The OECD has rated Denmark as one of the least successful Western countries at integrating its immigrants into the job market
Copenhagen Post:
Denmark is lagging far behind other Western countries when it comes to integrating its immigrant population into the job market, according to a report from the Organisation for Economic Co-operation and Development released late last month.
The OECD’s annual report, International Migration Outlook 2007, compared the unemployment rates of countries’ immigrants with that of their native citizens. Immigrant representation in the Danish job market was found to be far under that of native Danes, and the country’s immigrant women are the worst integrated in the Western world.
The employment rate for immigrant women was 20 percent lower than that of Danish-born women. Non-native men were 11.4 percent underrepresented.

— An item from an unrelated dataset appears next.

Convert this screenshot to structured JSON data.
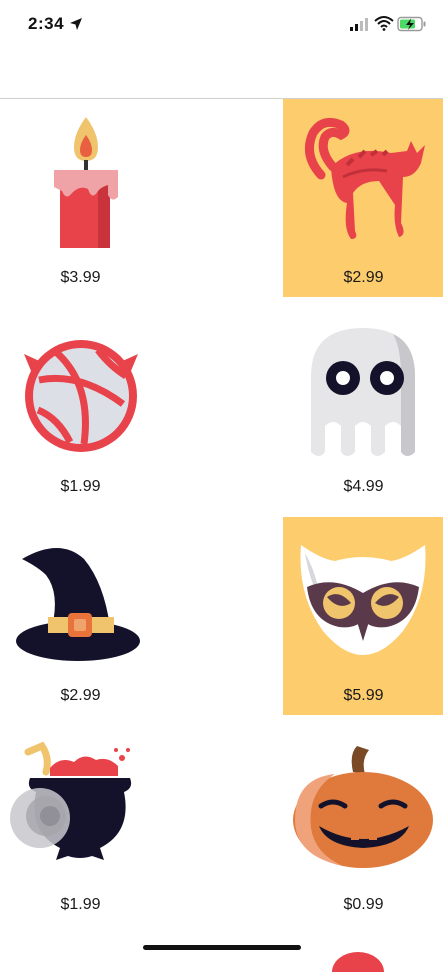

‘Employment levels for immigrants has actually risen over the past 10 years,’ said Tina Honoré Kongsø of the Confederation of Danish Industries. ‘But those that have come recently - especially those from eastern Europe - have come for jobs, so they have no integration problems whatsoever.'
She added that the problem existed amongst the large number of immigrants that have come to Denmark for humanitarian reasons or through family reunification.
But Torben Tranæs, head of research for the Rockwool Foundation, said he knows of another concrete reason that Denmark fared so poorly in the OECD’s report.
‘We did a similar study comparing the same five immigrant groups in Germany and Denmark -Turks, Lebanese, Iranians, Poles and those from the former Yugoslavia,’ he told Berlingske Tidende newspaper. ‘Those that came to Denmark had less education and had less work experience.’
Peder Pedersen, an economist at Aarhus University, agreed that disparate education levels likely played a part in Denmark’s poor showing.
‘Sweden has a large number of Chilean immigrants, for example, while our immigrants tend to come mostly from more isolated countries.’
Yet Sweden did not fare much better in the OECD report, and the figures for Scandinavia in general were not especially flattering. Sweden and Norway actually placed worse than Denmark. The Netherlands has the worst integration rate.